NEWS

Years in a Homeless Shelter, Despite Thousands in the Bank: One Man's Story

PORTLAND, Maine – A recent audit of Portland’s homeless shelters has highlighted what some state officials say is mismanagement of General Assistance funds. At issue is a city policy that allows some long-term shelter residents with substantial savings in the bank to access services.

Homeless advocates and city representatives say the state is oversimplifying a complicated situation that involves clients with mental illness. Tom Porter has the story of one of those clients who brings into focus both points of view.

Brandon – not his real name – died last August of liver disease at age 52. He had recently moved into his own apartment in a subsidized housing project. Before that, his primary residence was Portland’s Oxford Street Shelter. He lived there, on and off, for more than a decade.

Jennie Soares, a social worker at the Preble Street Resource Center, says it look a lot of persuasion to get Brandon off the streets “because he would often, at the end of a cold night, have his heavy bags with him, and try to sleep outside,” she says, “because he was afraid of staying at the shelter.” Because of the cramped and stressful conditions at the shelter, Soares says such fears are not uncommon.

Brandon also struggled with alcoholism. And, Soares says, as his health declined he was, like many homeless people, reluctant to accept medical help. “We’d notice that his wounds were seeping and he’d be followed by a trail of blood in the soup kitchen,” she says. “There would literally be blood coming out of his skin.”

Brandon had mental problems as well. But, as Caroline Fernandes explains, they were undiagnosed and untreated, which is also not uncommon in the homeless population. “So many of our folks, since they are service-resistant, we are unable to have diagnoses because we don’t have assessments of many of them,” Fernandes says.

Fernandes is a coordinator at Logan Place, the housing project where Brandon lived towards the end of his life. She says he often displayed delusional behavior, including violent descriptions of his experiences in the Vietnam War.

“And then we realized he was too young to be in Vietnam,” Fernandes says. “But he told very specific events of his times in Vietnam. There are all kinds of stories like that – very violent stories that we thought were truth, and then we realized, this is not reality.”

Fernandes says Brandon had little insight into his mental illness. He also, apparently, had little insight into his financial situation. Monthly disability checks piled up until he had $22,000 in the bank. That meant he did not qualify for MaineCare, the state’s Medicaid program, when he moved into his Logan Place apartment.

That’s in contrast to his long-term stay at the Oxford Street Shelter, however. For that, the city of Portland was reimbursed by the state’s General Assistance fund, according to a basic formula: $24 per resident per night.

“They are presumed to be eligible that night because they are needing emergency shelter,” says Portland’s Health and Human Services Director Dawn Stiles. Stiles says “presumptive eligibility” is a long-established practice that continues as long as someone stays at a shelter. If the client seeks any other GA benefit at the shelter, then there is a full financial review.
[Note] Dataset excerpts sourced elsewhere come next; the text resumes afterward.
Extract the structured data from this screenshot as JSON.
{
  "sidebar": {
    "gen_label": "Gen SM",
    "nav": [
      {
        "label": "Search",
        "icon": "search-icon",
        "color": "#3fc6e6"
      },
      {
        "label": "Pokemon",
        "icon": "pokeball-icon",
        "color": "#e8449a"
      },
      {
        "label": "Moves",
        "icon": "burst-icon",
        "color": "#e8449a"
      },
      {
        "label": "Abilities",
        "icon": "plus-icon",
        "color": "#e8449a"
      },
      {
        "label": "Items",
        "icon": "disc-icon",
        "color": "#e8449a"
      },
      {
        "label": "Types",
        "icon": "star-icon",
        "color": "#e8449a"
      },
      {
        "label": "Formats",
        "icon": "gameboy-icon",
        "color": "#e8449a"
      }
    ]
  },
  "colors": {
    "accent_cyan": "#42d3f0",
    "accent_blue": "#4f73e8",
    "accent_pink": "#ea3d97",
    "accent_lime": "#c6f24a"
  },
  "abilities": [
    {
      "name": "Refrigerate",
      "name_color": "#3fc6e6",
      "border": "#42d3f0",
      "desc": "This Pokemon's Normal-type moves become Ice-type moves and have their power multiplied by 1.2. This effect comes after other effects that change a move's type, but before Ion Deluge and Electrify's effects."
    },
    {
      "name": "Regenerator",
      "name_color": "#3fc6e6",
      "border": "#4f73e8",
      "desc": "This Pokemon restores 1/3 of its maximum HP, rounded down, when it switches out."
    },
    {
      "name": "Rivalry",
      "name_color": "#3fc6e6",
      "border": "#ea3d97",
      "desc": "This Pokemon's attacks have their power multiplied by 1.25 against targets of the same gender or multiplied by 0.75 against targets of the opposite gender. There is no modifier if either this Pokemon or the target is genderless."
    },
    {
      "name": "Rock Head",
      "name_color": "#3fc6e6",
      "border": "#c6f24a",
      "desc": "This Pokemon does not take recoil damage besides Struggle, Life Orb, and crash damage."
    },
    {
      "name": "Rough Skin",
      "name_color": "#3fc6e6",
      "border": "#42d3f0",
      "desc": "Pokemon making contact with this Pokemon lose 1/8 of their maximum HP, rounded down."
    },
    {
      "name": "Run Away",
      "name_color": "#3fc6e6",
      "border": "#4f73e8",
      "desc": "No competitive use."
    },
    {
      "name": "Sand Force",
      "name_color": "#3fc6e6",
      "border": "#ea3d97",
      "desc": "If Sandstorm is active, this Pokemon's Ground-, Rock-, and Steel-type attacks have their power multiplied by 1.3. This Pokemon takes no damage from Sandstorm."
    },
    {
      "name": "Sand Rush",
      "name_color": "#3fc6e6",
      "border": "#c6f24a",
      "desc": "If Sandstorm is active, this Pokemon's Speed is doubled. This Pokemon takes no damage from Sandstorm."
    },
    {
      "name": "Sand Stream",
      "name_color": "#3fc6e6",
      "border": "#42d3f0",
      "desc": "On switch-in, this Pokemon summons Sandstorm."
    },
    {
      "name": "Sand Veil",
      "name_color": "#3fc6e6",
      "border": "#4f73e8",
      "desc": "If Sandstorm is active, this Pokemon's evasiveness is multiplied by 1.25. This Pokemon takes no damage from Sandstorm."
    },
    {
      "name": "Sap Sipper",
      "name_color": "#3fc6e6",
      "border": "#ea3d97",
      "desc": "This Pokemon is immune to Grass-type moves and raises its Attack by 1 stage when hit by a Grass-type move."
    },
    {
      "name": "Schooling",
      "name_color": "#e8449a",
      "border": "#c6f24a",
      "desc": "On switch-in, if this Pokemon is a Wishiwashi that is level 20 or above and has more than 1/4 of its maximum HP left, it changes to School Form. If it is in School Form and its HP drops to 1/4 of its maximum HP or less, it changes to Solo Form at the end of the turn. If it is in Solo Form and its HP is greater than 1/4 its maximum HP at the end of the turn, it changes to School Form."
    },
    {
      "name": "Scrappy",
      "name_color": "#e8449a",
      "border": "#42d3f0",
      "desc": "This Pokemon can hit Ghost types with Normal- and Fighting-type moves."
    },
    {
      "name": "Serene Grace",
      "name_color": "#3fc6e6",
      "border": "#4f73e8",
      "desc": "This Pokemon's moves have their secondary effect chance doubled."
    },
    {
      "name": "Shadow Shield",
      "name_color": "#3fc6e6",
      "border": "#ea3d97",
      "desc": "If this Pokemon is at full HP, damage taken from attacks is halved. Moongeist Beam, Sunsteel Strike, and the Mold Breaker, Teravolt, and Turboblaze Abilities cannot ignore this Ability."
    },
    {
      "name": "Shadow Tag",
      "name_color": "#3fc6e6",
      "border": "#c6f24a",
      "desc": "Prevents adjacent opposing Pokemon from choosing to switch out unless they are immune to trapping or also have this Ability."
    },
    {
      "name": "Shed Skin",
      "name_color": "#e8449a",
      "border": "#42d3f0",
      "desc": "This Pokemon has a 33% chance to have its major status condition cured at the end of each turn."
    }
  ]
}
But that practice of waiting is now under fire, after a state audit found 13 out of 30 long-term shelter residents had more than $20,000 in assets. The 30 shelter residents had not sought additional GA funds, but Stiles says the city was aware of their financial resources. That’s because they were judged to be mentally incapable of supervising their own finances, leaving it to municipal officials to manage their assets.

And, in fact, the city had these records on file. “Those are the records that the state looked at when they did their audit,” Stiles says.

State officials say this is exactly why GA eligibility should not go on indefinitely – especially when the city knows an individual has substantial assets.

Portland City Councilor Jon Hinck agrees that this is a valid concern. “It seems to me the goal with all our assistance should be to make sure that it helps people who are genuinely in need,” Hinck says, “and also qualify.” Hinck says eligibility standards should be applied to shelter residents soon after their first night.

But he’s also frustrated by the way the DHHS has acted in its dealings with the city. “I have here on my desk copies of correspondence from this administration and prior administrations saying the city of Portland was in compliance with all the regulations,” Hinck says.

While some have suggested that the regulations themselves are vague, and that General Assistance might not be the best way to reimburse shelters, Hinck says that, instead of going on the attack, state officials could have been more helpful by simply reaching out to the city to discuss the issue.

The City Council’s Public Safety, Health and Human Services Committee is due to discuss a response to the state’s General Assistance audit at its next meeting on March 10.